The group’s work falls into three main categories—(1) Infrastructure or Platforms for Science-Oriented Analytics, (2) Advanced Computational Techniques and Algorithms, and (3) Foundational Capabilities—that contribute to developing computationally enabled measurements with trust in computing and handling of high-throughput instruments built-in by design.
Infrastructure or Platforms for Science-Oriented Analytics
- CDCS (Customizable Data Curation System) focuses on registries, curating document-oriented data, and providing persistent IDs. It provides web interfaces for retrieving and querying data, text-oriented search. It is being augmented with advanced tools, inspired by Natural Language Processing (NLP), to provide semantic search.
- WIPP (Web Image Processing Pipeline) focuses on image analytics over terabyte-sized image collections running on distributed computational hardware (clusters and clouds). It provides web interfaces for managing and viewing images or subsets of images, and for the traceable and reproducible processing of images via workflows of software containers from a WIPP registry.
Advanced Computational Techniques and Algorithms
- Image Analytics—the group is developing approaches that combine approaches from conventional feature engineering and ones rooted in Artificial Intelligence/Deep Learning (AI/DL) for analyzing a variety of image types: optical microscopy, electron microscopy, Cryo-EM images (Cryogenic Electron Microscopy), neutron images, etc. Several of these image types go beyond 3D by adding a time dimension (T) or multiple channels (C) and can be very large (approaching 1 TB).
- Text Analytics—the group is applying Natural Language Processing (NLP) techniques and language models (e.g., BERT) to analyze curated scientific publications and answer more sophisticated queries than traditional Informational Retrieval (IR) systems. The group is also a participant in identifying a subdomain of NLP, Technical Language Processing (TLP), which aims to tackle text-related problems in technical domains with limited data availability (e.g., maintenance logs).
- Algorithmic Acceleration—the group is continuing its development of specialized algorithms with reduced operation counts in areas ranging from Monte Carlo sampling for Molecular Dynamics, mixed or reduced precision computations, and stochastic algorithms.
Foundational Capabilities
- Artificial Intelligence/Deep Learning for Imaging and NLP—most group members have become quite proficient in the use of DL tools. The group now uses DL approaches as a foundational building block to solve problems in multiple domains: imaging across multiple modalities, text, specialized signal processing, and computer security (trojan detection). Furthermore, the group is collaborating with groups in several NIST OUs (EL, MML, NCNR) to apply AI/DL techniques to OU-specific problems, has made code available to NIST researchers for automating training on AI-oriented hardware resources at NIST, and has given AI-related presentations to NIST researchers.

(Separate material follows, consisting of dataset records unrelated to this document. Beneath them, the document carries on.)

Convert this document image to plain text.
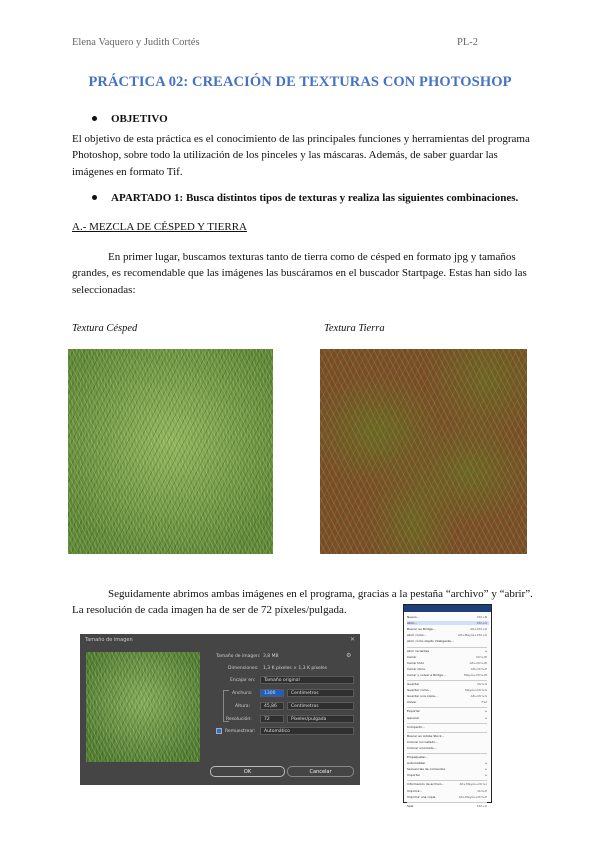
Elena Vaquero y Judith Cortés	PL-2
PRÁCTICA 02: CREACIÓN DE TEXTURAS CON PHOTOSHOP
OBJETIVO
El objetivo de esta práctica es el conocimiento de las principales funciones y herramientas del programa
Photoshop, sobre todo la utilización de los pinceles y las máscaras. Además, de saber guardar las
imágenes en formato Tif.
APARTADO 1: Busca distintos tipos de texturas y realiza las siguientes combinaciones.
A.- MEZCLA DE CÉSPED Y TIERRA
En primer lugar, buscamos texturas tanto de tierra como de césped en formato jpg y tamaños
grandes, es recomendable que las imágenes las buscáramos en el buscador Startpage. Estas han sido las
seleccionadas:
Textura Césped	Textura Tierra
Seguidamente abrimos ambas imágenes en el programa, gracias a la pestaña “archivo” y “abrir”.
La resolución de cada imagen ha de ser de 72 píxeles/pulgada.
Tamaño de imagen	✕
Tamaño de imagen: 3,8 MB	⚙
Dimensiones: 1,3 K píxeles × 1,3 K píxeles
Encajar en:	Tamaño original
Anchura:	1300	Centímetros
Altura:	45,86	Centímetros
Resolución:	72	Píxeles/pulgada
Remuestrear:	Automático
OK	Cancelar
Nuevo...	Ctrl+N
Abrir...	Ctrl+O
Buscar en Bridge...	Alt+Ctrl+O
Abrir como...	Alt+Mayús+Ctrl+O
Abrir como objeto inteligente...
Abrir recientes	▸
Cerrar	Ctrl+W
Cerrar todo	Alt+Ctrl+W
Cerrar otros	Alt+Ctrl+P
Cerrar y volver a Bridge...	Mayús+Ctrl+W
Guardar	Ctrl+S
Guardar como...	Mayús+Ctrl+S
Guardar una copia...	Alt+Ctrl+S
Volver	F12
Exportar	▸
Generar	▸
Compartir...
Buscar en Adobe Stock...
Colocar incrustado...
Colocar vinculado...
Empaquetar...
Automatizar	▸
Secuencias de comandos	▸
Importar	▸
Información de archivo...	Alt+Mayús+Ctrl+I
Imprimir...	Ctrl+P
Imprimir una copia	Alt+Mayús+Ctrl+P
Salir	Ctrl+Q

The group is administering a public competition to detect Trojans (hidden classes) in AI Deep Learning models (Neural Networks) on behalf of IARPA.
- Scalability & Performance—the group continues to extend its work on Program Execution Models for obtaining performance in a range of applications. This work identified Data Flow Graphs as a promising execution model that makes it easy to take advantage of accelerators (e.g., GPUs). The group released Hedgehog, a library and runtime system for implementing Multi-threaded Asynchronous Data Flow Graphs on high-end single compute nodes, along with FastLoader, a companion library for the multithreaded asynchronous reading of large objects from files (e.g., very large images), to simplifying the development of performance-oriented applications. We have used this execution model to develop performance-oriented applications (e.g., analysis of very large microscopy images [100K x 50K pixels]).
At a conceptual level, the group is cooperating with a University of Utah research team, led by Prof. Martin Berzins, to extend this programming model beyond a single compute node, so it applies to a cluster. The group is also exploring Ray Tracing as a programming model to accelerate and simplify particle transport simulation, which are of interest to multiple NIST OUs.
- Trustworthy Computing—the group is developing or extending approaches to enhance trust in computing in three areas: (a) numerical reproducibility—by associating a numerical uncertainty with a computed result; (b) explainable AI in OMICS Problems—by combining simulations of neural networks, interactive visualizations for sequencing data, and designs of multiple metrics of AI models using perturbations; (c) reproducible image analysis—by organizing imaging computations as reproducible workflows using containers and tracking data & result provenance.